Николай недолго думая прошел к сундуку, что стоял в другой комнате и без зазрений совести открыл его, вытащил первую попавшуюся рубаху. На великана попалась, а все же худобу и наготу прикроет.
Вернулся столь же стремительно и кинул в руки рядовому:
— Винтовку не забудь! — напомнил, ретирующемуся бойцу. Ох, воинство! Растудыть их!
Лена напряглась, уставилась осуждающе на Николая. А тот за стол сел и начал есть, делая вид, что ничего его больше не волнует.
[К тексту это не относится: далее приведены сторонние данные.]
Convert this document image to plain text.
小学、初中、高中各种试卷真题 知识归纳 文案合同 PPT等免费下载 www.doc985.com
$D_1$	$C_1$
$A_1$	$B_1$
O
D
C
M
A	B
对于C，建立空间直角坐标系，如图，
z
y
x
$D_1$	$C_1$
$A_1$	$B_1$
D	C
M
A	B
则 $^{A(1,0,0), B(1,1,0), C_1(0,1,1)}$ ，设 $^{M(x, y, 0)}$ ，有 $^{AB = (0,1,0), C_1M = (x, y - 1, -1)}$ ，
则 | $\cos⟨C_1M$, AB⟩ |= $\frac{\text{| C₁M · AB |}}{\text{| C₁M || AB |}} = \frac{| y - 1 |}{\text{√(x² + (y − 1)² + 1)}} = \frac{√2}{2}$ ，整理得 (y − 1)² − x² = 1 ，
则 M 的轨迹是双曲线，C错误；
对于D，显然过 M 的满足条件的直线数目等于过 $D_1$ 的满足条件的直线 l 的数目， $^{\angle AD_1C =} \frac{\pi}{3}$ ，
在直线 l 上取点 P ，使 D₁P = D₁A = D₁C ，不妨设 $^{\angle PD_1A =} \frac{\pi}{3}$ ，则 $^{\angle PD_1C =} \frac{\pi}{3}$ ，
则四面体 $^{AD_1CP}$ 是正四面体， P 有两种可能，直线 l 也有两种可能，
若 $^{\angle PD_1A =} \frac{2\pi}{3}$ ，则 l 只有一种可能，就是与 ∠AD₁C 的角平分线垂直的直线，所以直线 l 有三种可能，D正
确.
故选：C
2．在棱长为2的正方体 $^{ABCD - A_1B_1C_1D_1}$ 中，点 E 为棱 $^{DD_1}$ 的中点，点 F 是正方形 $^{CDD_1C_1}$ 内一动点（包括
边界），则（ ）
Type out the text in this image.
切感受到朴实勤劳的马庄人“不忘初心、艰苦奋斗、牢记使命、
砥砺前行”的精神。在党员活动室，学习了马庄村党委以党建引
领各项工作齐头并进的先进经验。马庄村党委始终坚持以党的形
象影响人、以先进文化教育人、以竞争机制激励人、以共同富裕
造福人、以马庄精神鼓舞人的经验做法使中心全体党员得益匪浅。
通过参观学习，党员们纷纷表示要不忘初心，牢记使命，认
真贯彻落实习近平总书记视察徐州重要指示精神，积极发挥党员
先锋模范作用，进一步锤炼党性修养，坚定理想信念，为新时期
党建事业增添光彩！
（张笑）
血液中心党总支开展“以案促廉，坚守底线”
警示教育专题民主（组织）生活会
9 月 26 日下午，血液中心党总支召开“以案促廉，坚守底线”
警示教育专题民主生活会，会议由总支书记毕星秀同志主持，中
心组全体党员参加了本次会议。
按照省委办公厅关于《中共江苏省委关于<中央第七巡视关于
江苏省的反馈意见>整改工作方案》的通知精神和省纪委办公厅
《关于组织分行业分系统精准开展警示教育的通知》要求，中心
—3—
— Так неправильно. Это отвратительно, рыться в чужих вещах, — заметила неприязненно. Васечкин поерзал, косясь на командира и сказал бы девушке за него, но больно хмур был Санин, чтобы рисковать вообще рот открывать.
Зато Перемыст влез:
— Ты, деточка, хавай, а не базарь. Мужикам да командирам виднее чего и кто прав. Яволь?
Это слово как последняя капля в чаше терпения была. Санина взвело, по столу грохнул ладонью и тяжело на Перемыста уставился. Но стих, осел.
Сказал тихо, внятно и угрожающе:
— Еще раз услышу немецкую речь — пойдешь своей дорогой.
Антон прищурился, щетину на подбородке потер и кивнул. Понял он, что неспроста лейтенанта так вздернуло. И не с добра.
Лена же заподозрила неладное и дело с, по сути, воровством рубашки, отодвинулось на второй план:
— Что-то случилось?
Николай не спеша дожевал под напряженными взглядами бойцов и кивнул.
— Ты остаешься здесь, а мы уходим. Через час.
Лена оторопела:
— Нет…
— Да! — рубанул. И не стал уговаривать — специально ударил грубо, по больному. Пусть лучше обидится, но останется. И будет жить. И выживет. — Ты ранена, больна. Из-за тебя мы не можем быстро идти. Из-за тебя рискуют все.